The missing Oscar statuettes are made of high-grade pewter coated with copper, nickel, silver and gold, and the lot of them cost the Motion Picture Academy $18,000. They were not yet engraved with the winners’ names. Officials said this was the first time a shipment of Oscars was hijacked prior to the awards ceremony. At Friday’s news conference, Davis urged anyone with information on the statuettes to contact the LAPD at (213) 485-2505.

Although Davis said FBI art theft specialists would assist in the investigation, an FBI spokesman said Friday that it has not yet entered the investigation. However, an investigator in the FBI’s Los Angeles office agreed with Davis’ opinion that the Oscars would be difficult to sell now.

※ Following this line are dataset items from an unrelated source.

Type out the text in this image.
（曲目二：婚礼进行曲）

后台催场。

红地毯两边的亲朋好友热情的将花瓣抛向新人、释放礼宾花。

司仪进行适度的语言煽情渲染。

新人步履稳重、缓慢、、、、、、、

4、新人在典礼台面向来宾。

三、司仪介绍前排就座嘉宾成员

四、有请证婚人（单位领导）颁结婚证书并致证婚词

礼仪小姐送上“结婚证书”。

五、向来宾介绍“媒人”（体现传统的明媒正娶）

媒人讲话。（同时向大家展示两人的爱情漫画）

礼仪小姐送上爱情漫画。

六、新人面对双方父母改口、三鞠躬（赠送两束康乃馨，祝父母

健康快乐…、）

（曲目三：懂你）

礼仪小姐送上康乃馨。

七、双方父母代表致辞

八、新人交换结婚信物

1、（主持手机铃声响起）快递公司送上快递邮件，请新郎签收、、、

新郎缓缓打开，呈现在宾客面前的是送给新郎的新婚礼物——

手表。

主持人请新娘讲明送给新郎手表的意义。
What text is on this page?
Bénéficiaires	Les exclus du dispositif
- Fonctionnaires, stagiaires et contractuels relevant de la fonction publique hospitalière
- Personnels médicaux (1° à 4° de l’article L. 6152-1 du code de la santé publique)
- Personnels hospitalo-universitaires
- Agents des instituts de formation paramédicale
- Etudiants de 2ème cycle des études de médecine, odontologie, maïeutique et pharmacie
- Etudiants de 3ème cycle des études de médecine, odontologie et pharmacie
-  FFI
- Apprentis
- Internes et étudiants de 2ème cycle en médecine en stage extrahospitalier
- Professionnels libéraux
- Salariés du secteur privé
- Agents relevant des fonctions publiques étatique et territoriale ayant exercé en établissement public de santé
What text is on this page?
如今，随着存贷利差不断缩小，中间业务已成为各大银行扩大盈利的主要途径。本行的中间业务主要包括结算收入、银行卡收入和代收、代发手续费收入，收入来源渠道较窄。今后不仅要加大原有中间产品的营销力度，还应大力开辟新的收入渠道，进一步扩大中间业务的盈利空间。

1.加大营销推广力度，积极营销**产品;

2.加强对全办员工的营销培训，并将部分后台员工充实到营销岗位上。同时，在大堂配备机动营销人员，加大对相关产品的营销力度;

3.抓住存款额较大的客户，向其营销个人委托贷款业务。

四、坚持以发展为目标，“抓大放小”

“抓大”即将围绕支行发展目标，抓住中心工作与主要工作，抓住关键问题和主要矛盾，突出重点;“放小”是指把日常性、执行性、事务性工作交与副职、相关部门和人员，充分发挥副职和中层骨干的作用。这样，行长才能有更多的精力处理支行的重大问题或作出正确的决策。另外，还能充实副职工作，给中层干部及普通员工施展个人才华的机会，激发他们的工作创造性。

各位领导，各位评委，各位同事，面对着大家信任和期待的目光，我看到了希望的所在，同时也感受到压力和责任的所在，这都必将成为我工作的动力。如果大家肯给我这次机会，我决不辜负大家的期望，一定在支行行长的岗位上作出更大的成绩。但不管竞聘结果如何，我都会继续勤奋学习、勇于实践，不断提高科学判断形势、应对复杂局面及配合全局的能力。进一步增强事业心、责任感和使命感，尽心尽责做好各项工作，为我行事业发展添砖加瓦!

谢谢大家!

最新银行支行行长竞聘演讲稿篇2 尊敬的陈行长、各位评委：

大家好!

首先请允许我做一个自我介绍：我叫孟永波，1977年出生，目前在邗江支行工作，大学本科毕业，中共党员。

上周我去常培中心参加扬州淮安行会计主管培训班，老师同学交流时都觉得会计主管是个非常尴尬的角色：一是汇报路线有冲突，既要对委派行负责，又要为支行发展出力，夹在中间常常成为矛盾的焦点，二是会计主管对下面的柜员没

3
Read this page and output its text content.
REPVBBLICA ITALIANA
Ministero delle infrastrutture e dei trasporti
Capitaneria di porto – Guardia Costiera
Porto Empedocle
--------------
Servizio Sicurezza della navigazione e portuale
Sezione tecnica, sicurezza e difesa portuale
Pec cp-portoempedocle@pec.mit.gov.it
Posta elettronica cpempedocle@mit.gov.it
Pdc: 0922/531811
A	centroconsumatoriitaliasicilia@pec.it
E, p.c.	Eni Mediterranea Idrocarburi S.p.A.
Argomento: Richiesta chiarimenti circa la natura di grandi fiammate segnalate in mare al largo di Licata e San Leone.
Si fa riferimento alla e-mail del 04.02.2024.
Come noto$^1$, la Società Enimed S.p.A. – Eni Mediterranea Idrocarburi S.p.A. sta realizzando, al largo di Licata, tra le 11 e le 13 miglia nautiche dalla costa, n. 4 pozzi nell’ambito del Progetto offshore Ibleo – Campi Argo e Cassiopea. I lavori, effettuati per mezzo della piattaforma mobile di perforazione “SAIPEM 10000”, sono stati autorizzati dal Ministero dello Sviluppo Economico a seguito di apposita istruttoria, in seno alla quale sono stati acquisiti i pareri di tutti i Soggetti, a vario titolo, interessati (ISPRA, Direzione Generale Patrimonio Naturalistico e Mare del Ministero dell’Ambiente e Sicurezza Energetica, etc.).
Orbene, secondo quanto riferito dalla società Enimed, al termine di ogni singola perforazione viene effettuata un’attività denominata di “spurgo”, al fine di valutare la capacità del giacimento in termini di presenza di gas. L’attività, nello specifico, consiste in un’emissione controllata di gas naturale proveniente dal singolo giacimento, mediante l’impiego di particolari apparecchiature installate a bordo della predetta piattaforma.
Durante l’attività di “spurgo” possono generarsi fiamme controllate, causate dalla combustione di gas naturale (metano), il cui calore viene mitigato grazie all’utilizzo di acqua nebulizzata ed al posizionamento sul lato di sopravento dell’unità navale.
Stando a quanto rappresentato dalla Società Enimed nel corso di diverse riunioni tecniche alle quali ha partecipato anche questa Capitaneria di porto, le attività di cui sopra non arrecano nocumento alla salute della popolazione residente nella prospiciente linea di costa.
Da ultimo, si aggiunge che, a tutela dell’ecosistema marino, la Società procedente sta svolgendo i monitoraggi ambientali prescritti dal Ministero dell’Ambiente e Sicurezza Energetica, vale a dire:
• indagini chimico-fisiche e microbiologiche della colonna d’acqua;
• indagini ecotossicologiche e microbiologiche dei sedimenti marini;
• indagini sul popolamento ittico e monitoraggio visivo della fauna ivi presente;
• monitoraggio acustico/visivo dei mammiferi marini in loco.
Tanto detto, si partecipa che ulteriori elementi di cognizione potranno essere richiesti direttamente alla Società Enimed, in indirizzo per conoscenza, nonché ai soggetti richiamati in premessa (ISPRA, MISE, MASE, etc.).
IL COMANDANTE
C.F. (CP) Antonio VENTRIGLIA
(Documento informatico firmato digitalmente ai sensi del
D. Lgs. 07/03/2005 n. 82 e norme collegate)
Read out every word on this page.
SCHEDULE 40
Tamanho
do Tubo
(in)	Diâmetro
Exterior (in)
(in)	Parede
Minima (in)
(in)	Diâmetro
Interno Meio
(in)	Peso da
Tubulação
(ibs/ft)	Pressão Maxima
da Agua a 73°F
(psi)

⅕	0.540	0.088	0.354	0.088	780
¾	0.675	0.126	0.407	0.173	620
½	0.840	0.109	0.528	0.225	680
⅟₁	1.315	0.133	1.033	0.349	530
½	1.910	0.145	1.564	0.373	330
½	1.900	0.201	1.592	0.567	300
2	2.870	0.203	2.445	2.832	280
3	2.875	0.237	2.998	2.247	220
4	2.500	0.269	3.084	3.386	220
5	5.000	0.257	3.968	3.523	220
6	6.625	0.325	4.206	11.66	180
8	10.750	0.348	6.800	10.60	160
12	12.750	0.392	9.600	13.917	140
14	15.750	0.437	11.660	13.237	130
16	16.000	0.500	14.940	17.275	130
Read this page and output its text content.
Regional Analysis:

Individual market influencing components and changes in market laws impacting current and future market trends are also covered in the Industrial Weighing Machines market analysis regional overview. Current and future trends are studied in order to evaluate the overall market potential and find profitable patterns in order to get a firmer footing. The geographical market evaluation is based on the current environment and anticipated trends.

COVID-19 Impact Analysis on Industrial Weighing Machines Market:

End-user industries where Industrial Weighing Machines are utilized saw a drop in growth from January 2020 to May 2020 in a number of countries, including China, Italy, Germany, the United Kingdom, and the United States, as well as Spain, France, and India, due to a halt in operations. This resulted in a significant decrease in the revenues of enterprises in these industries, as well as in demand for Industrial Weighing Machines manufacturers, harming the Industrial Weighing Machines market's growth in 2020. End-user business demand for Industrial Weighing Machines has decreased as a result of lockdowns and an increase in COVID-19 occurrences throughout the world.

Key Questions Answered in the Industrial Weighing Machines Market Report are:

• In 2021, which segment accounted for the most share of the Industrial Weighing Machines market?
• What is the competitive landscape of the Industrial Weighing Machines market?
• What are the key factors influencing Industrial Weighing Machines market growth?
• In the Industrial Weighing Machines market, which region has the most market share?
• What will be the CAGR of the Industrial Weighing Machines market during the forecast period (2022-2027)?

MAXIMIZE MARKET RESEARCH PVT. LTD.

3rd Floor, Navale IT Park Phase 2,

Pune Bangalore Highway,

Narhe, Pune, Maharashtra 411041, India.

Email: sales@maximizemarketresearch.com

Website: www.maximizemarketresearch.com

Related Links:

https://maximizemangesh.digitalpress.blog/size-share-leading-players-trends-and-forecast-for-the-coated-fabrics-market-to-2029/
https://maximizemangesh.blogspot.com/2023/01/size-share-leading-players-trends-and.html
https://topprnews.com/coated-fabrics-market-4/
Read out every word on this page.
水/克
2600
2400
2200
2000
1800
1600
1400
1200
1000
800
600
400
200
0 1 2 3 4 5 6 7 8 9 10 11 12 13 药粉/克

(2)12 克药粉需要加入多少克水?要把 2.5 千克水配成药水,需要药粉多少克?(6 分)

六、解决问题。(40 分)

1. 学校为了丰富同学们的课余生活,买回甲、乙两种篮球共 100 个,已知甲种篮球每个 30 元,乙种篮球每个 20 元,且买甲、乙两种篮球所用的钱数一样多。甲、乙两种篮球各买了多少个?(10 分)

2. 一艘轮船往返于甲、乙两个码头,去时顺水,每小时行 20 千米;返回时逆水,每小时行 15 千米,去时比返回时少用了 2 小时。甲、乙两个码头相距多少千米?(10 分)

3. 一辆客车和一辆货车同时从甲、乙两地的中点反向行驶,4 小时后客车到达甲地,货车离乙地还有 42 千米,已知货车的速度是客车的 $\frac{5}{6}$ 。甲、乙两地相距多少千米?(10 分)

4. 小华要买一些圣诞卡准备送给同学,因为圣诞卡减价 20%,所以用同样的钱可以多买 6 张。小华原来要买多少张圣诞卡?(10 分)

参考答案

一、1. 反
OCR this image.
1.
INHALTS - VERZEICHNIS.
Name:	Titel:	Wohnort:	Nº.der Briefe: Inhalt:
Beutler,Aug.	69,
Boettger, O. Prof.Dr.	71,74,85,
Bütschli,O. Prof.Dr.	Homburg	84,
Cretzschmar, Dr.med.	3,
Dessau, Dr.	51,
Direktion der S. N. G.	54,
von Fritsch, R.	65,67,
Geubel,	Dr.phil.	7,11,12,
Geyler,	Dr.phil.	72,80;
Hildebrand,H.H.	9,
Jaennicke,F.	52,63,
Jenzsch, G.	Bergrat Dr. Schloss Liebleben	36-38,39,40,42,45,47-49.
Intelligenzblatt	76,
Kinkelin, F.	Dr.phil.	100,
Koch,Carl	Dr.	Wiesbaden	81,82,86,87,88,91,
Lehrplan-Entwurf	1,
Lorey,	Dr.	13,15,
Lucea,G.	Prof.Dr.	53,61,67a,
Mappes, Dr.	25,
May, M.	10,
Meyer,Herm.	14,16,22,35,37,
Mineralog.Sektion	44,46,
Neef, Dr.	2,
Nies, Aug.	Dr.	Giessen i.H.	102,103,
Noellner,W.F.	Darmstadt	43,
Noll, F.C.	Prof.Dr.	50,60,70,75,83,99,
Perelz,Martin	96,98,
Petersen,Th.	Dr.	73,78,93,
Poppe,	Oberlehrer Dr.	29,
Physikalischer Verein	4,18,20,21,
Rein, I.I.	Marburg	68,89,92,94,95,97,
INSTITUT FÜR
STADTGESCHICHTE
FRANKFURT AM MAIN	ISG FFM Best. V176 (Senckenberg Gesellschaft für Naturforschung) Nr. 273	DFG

Oddly, the disappearance is the second Oscar mishap to occur this month and the second to occur in Bell as well.

Sacks containing 4,000 Oscar ballots were misrouted after delivery to the Beverly Hills post office by an accounting firm March 1. The ballots were eventually found at a bulk mail facility in Bell--a facility different from the one Roadway uses.

Davis said it appeared to be just a coincidence, but an odd one at that.

“We’ve told Billy Crystal not to go anywhere near Bell, Calif.,” Davis joked of the award show’s master of ceremonies. “It seems to be kind of a Bermuda Triangle for Oscar things.”